For people new to OO and polymorphism it is difficult to grasp (believe me I teach alot of people C# from non-OO backgrounds). The problem with new virtual is you have to know the details of every class in derivation chain to understand what is going to happen when you call a method through the base class - this to me is bad. If I override a method from the bottom of my derivation chain and then find a different version is being called - where do I start to look?
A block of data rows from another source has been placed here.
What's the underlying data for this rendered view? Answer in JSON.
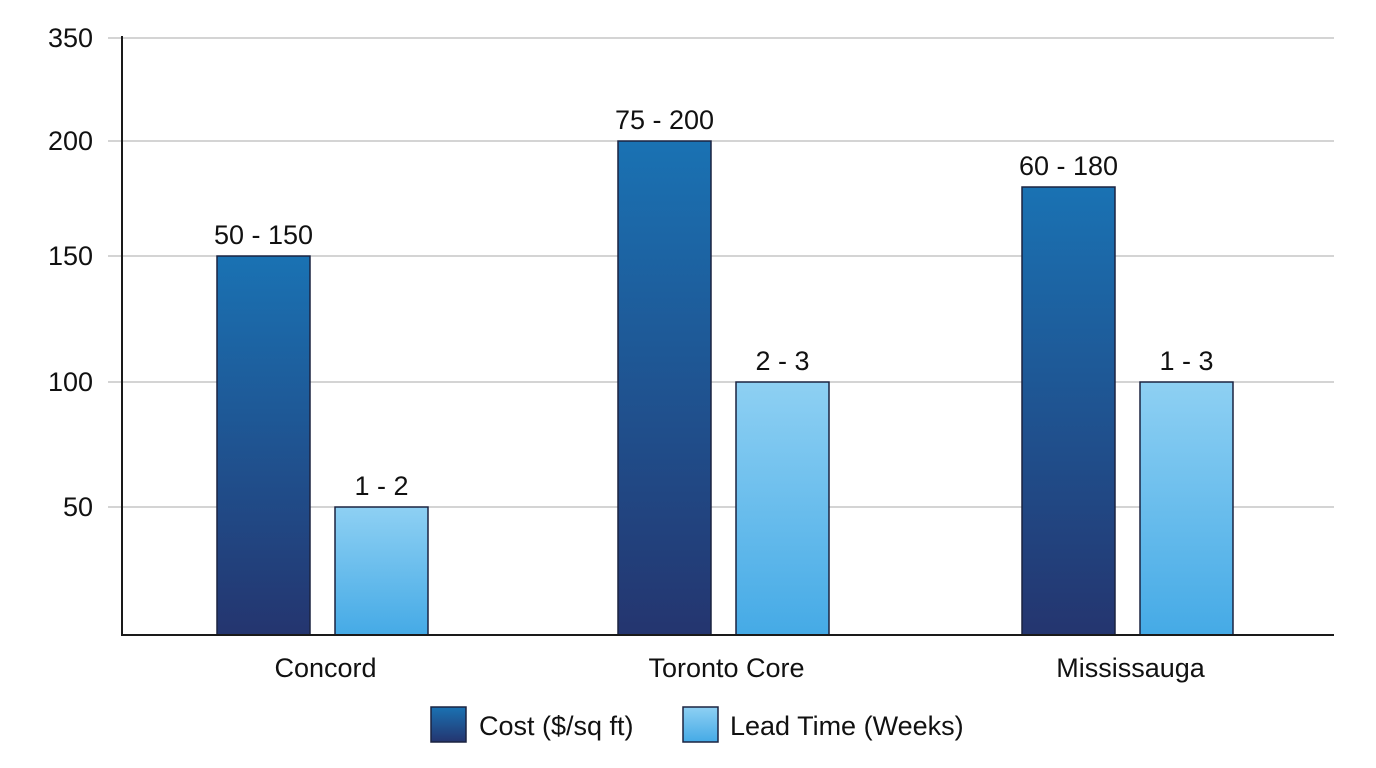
{
  "chart_data": {
    "type": "bar",
    "categories": [
      "Concord",
      "Toronto Core",
      "Mississauga"
    ],
    "y_ticks": [
      "350",
      "200",
      "150",
      "100",
      "50"
    ],
    "series": [
      {
        "name": "Cost ($/sq ft)",
        "values": [
          150,
          200,
          180
        ],
        "labels": [
          "50 - 150",
          "75 - 200",
          "60 - 180"
        ],
        "color_top": "#1a72b3",
        "color_bottom": "#24356f"
      },
      {
        "name": "Lead Time (Weeks)",
        "values": [
          50,
          100,
          100
        ],
        "labels": [
          "1 - 2",
          "2 - 3",
          "1 - 3"
        ],
        "color_top": "#8ed0f3",
        "color_bottom": "#45aae6"
      }
    ],
    "legend_position": "bottom-center",
    "grid": true
  }
}
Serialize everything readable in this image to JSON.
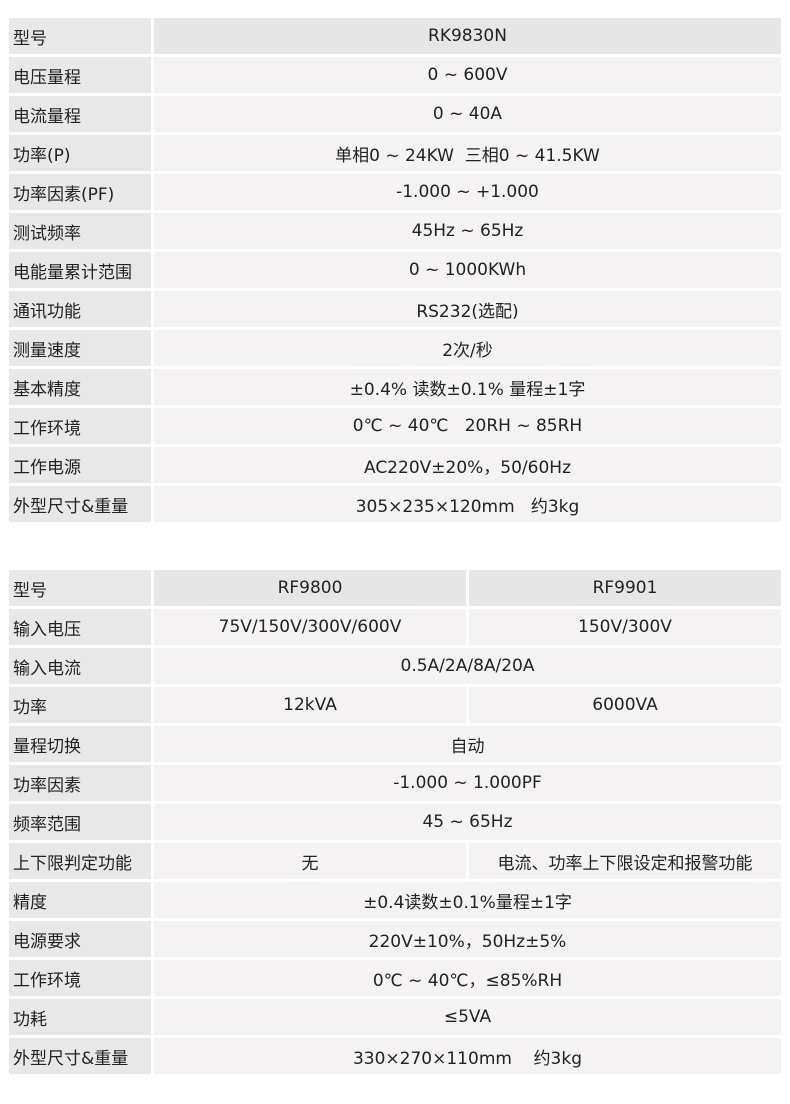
{
  "table1": {
    "rows": [
      {
        "label": "型号",
        "value": "RK9830N"
      },
      {
        "label": "电压量程",
        "value": "0 ~ 600V"
      },
      {
        "label": "电流量程",
        "value": "0 ~ 40A"
      },
      {
        "label": "功率(P)",
        "value": "单相0 ~ 24KW  三相0 ~ 41.5KW"
      },
      {
        "label": "功率因素(PF)",
        "value": "-1.000 ~ +1.000"
      },
      {
        "label": "测试频率",
        "value": "45Hz ~ 65Hz"
      },
      {
        "label": "电能量累计范围",
        "value": "0 ~ 1000KWh"
      },
      {
        "label": "通讯功能",
        "value": "RS232(选配)"
      },
      {
        "label": "测量速度",
        "value": "2次/秒"
      },
      {
        "label": "基本精度",
        "value": "±0.4% 读数±0.1% 量程±1字"
      },
      {
        "label": "工作环境",
        "value": "0℃ ~ 40℃   20RH ~ 85RH"
      },
      {
        "label": "工作电源",
        "value": "AC220V±20%，50/60Hz"
      },
      {
        "label": "外型尺寸&重量",
        "value": "305×235×120mm   约3kg"
      }
    ]
  },
  "table2": {
    "rows": [
      {
        "label": "型号",
        "values": [
          "RF9800",
          "RF9901"
        ]
      },
      {
        "label": "输入电压",
        "values": [
          "75V/150V/300V/600V",
          "150V/300V"
        ]
      },
      {
        "label": "输入电流",
        "values": [
          "0.5A/2A/8A/20A"
        ]
      },
      {
        "label": "功率",
        "values": [
          "12kVA",
          "6000VA"
        ]
      },
      {
        "label": "量程切换",
        "values": [
          "自动"
        ]
      },
      {
        "label": "功率因素",
        "values": [
          "-1.000 ~ 1.000PF"
        ]
      },
      {
        "label": "频率范围",
        "values": [
          "45 ~ 65Hz"
        ]
      },
      {
        "label": "上下限判定功能",
        "values": [
          "无",
          "电流、功率上下限设定和报警功能"
        ]
      },
      {
        "label": "精度",
        "values": [
          "±0.4读数±0.1%量程±1字"
        ]
      },
      {
        "label": "电源要求",
        "values": [
          "220V±10%，50Hz±5%"
        ]
      },
      {
        "label": "工作环境",
        "values": [
          "0℃ ~ 40℃，≤85%RH"
        ]
      },
      {
        "label": "功耗",
        "values": [
          "≤5VA"
        ]
      },
      {
        "label": "外型尺寸&重量",
        "values": [
          "330×270×110mm    约3kg"
        ]
      }
    ]
  }
}
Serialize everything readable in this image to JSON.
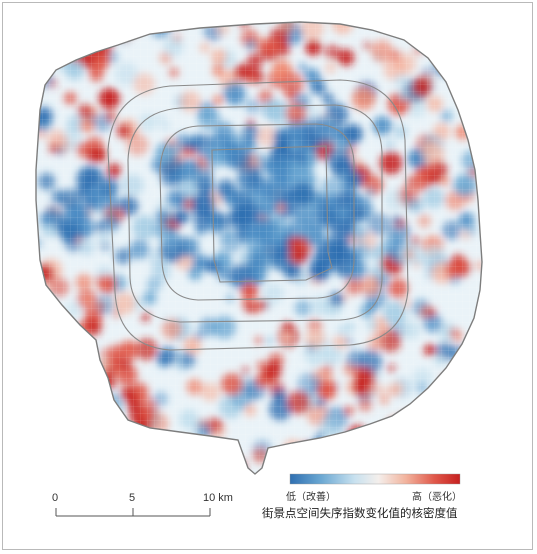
{
  "map": {
    "region": "boundary",
    "ring_roads": 4,
    "colors": {
      "boundary": "#7d7d7d",
      "ring": "#8a8a8a",
      "low": "#2f6fb1",
      "mid": "#eaf3f8",
      "high": "#d1322e"
    }
  },
  "scale_bar": {
    "ticks": [
      "0",
      "5",
      "10 km"
    ],
    "values_km": [
      0,
      5,
      10
    ]
  },
  "legend": {
    "low_label": "低（改善）",
    "high_label": "高（恶化）",
    "title": "街景点空间失序指数变化值的核密度值",
    "gradient": [
      "#2f6fb1",
      "#6aa7d2",
      "#c8e1ef",
      "#f4efec",
      "#f2b49e",
      "#e0584a",
      "#c6201f"
    ]
  }
}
Once you know about the evils of new virtual you may look in the inheritance chain and see someone has used new virtual.
How about if I write a class that does this:
class Foo
{
public new virtual string ToString()
{
return string.Empty;
}
}
ugghhhh. now when any derived class object is passed to Console.WriteLine it will print out a blank - isn;t that an obvious behavior.
Regards
Richard Blewett - DevelopMentor
http://www.dotnetconsult.co.uk/weblog http://www.dotnetconsult.co.uk
"Richard Blewett [DevelopMentor]" <ri******@NOSPAMdevelop.com> wrote in
news:Od**************@TK2MSFTNGP15.phx.gbl:
new virtual is the spawn of Satan.
Your example is nice... however I think you are making it sound like a
difficult concept to grasp.
The 'new' keyword simply identifies the point at which overridden functions
become "invisible" when called from objects declared as a base type of the
class in question. The 'virtual' keyword indicates that a function might
be overridden in derived classes and that objects should try to use the
most overridden function possible.
There's nothing conflicting between these two concepts, as long as one
understands that 'invisible' is not 'possible'.